Um consultor da Companhia de Desenvolvimento Habitacional e Urbano (CDHU) foi demitido após protestar contra o governador de São Paulo, Tarcísio de Freitas, gritando “sem anistia”. O economista Ivan Paixão, de 40 anos, fez a declaração em 5 de setembro, durante um evento na Bolsa de Valores, onde o governador participava do leilão do lote Paranapanema de rodovias.

Ivan estava em uma lanchonete quando avistou Tarcísio e, em repúdio à possibilidade de anistia para os envolvidos nos eventos de 8 de janeiro, gritou repetidamente sua mensagem. O governador respondeu com um gesto de aprovação, mas Ivan acredita que sua demissão foi uma retaliação direta. Ele foi chamado por um superior na Fundação Instituto de Pesquisas Econômicas (Fipe) e informado que a ordem de desligamento partiu do gabinete do governador.

Trabalhando na Fipe há um ano e meio, Ivan estava envolvido em projetos de desenvolvimento urbano e habitação. Ele expressou preocupação com a situação, afirmando que se sente ameaçado e inseguro sobre as informações que podem ter sido levantadas a seu respeito. O clima de repressão à liberdade de expressão tem se intensificado, especialmente após o assassinato do ativista de extrema-direita Charlie Kirk nos Estados Unidos.

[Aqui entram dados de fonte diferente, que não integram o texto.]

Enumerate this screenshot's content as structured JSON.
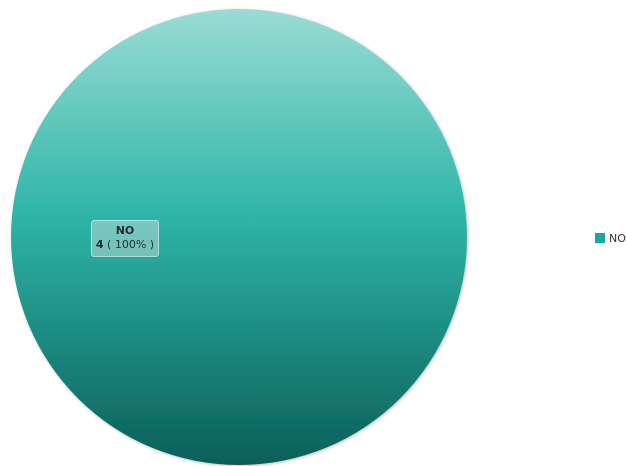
{
  "chart_data": {
    "type": "pie",
    "title": "",
    "categories": [
      "NO"
    ],
    "values": [
      4
    ],
    "percentages": [
      "100%"
    ],
    "legend_placement": "right",
    "colors": {
      "slice_light": "#9adcd4",
      "slice_mid": "#2fb5a8",
      "slice_dark": "#0a5f58",
      "legend_swatch": "#1aa99c"
    }
  },
  "labels": {
    "slice_name": "NO",
    "slice_value": "4",
    "slice_percent": " ( 100% )"
  },
  "legend": {
    "items": [
      {
        "label": "NO"
      }
    ]
  }
}
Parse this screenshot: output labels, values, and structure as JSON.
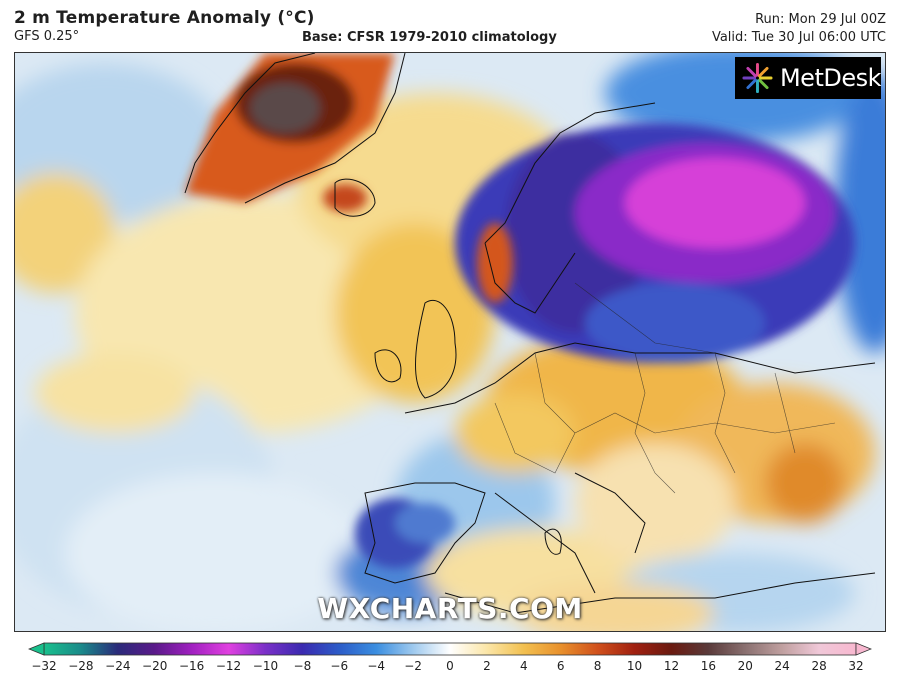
{
  "header": {
    "title": "2 m Temperature Anomaly (°C)",
    "model": "GFS 0.25°",
    "base": "Base: CFSR 1979-2010 climatology",
    "run": "Run: Mon 29 Jul 00Z",
    "valid": "Valid: Tue 30 Jul 06:00 UTC"
  },
  "logo": {
    "text": "MetDesk"
  },
  "watermark": {
    "text": "WXCHARTS.COM"
  },
  "colorbar": {
    "labels": [
      "-32",
      "-28",
      "-24",
      "-20",
      "-16",
      "-12",
      "-10",
      "-8",
      "-6",
      "-4",
      "-2",
      "0",
      "2",
      "4",
      "6",
      "8",
      "10",
      "12",
      "16",
      "20",
      "24",
      "28",
      "32"
    ],
    "colors": [
      "#19c08c",
      "#1a8a8a",
      "#2a2a7a",
      "#5a1a8a",
      "#a020c0",
      "#e040e0",
      "#7a30c8",
      "#3a2ab0",
      "#2c5cc8",
      "#3b8ee0",
      "#9ec9ee",
      "#ffffff",
      "#fbe6a8",
      "#f2c050",
      "#e8902c",
      "#d0501c",
      "#a02010",
      "#6a1a10",
      "#5a3a3a",
      "#8a7070",
      "#c0a0a0",
      "#f0c8d8",
      "#f8b8d0"
    ]
  }
}
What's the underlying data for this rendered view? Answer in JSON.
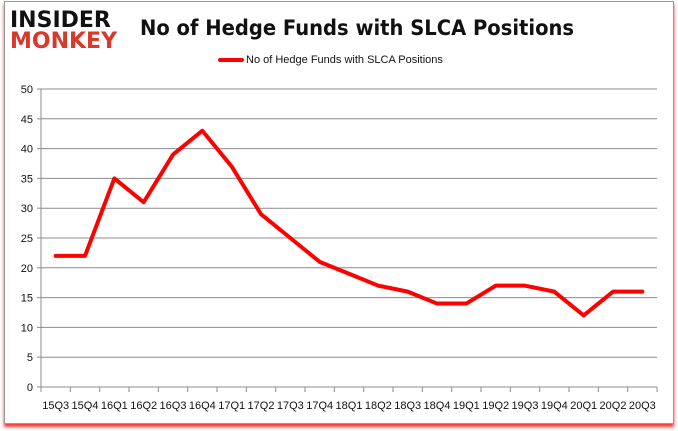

Além disso, a gestão do prefeito de São Paulo, Ricardo Nunes, demitiu um produtor do Teatro Municipal por compartilhar uma crítica ao influenciador norte-americano. A CDHU e o gabinete de Tarcísio foram contatados para comentar sobre o caso, mas ainda não houve resposta. A situação levanta questões sobre a liberdade de expressão e a reação do governo a críticas públicas.